Re: Arabic aleph representation of glyphs

From: Jonathan Coxhead (jonathan@doves.demon.co.uk)
Date: Mon Mar 29 2010 - 23:11:39 CST

  • Next message: Asmus Freytag: "Re: Arabic aleph representation of glyphs"

        I know nothing of arabic, but the behaviour you describe on a manual
    typewriter of typing the combining character tanween-al-fatah prior to
    the aliph, sounds like a red herring. Compare with a French typewriter
    with dead keys for accents, where you would type the acute accent first
    (with no carriage advance), then the base letter (eg, "e" to type
    "cafe'").
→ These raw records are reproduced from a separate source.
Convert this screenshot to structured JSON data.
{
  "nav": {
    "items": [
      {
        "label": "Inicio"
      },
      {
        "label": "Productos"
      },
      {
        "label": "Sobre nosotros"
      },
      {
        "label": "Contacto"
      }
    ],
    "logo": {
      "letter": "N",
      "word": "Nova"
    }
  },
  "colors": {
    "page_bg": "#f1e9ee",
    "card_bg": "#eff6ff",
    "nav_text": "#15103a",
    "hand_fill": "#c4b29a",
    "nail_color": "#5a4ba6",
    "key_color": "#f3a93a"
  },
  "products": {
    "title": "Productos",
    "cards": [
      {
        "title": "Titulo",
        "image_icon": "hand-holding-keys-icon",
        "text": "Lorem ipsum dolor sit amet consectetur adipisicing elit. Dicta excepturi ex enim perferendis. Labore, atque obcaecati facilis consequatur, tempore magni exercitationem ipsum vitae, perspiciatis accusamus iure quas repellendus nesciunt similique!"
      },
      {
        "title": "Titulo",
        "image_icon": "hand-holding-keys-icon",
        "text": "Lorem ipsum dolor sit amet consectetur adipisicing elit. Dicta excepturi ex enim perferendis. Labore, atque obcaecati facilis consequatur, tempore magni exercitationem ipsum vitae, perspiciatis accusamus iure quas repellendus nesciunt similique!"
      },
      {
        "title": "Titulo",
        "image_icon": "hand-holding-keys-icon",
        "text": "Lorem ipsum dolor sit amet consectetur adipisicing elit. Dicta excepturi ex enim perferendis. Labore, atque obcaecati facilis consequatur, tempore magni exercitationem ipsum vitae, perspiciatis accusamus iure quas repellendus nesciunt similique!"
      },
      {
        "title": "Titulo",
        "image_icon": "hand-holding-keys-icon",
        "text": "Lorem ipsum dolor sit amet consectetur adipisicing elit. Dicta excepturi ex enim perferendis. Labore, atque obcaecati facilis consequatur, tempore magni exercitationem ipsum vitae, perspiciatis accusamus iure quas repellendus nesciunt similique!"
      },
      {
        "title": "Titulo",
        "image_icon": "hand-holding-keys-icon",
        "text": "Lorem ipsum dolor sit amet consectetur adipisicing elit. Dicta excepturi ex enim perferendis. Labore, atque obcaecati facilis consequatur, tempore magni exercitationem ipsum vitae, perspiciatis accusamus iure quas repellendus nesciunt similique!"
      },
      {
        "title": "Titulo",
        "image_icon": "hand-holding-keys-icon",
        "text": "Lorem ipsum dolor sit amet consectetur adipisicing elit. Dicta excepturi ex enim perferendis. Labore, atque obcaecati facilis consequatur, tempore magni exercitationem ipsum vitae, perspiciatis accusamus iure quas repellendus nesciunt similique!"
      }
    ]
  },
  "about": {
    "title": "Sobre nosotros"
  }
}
In the character stream that's generated, the sequence must
    still be "latin small letter e" then "combining acute accent" (or its
    canonical equivalent), even though you typed them in the other
    order.This is the business of the keyboard driver.

        Unicode's design philosophy is that the combining character always
    follows the base character in memory, however that has to be arranged.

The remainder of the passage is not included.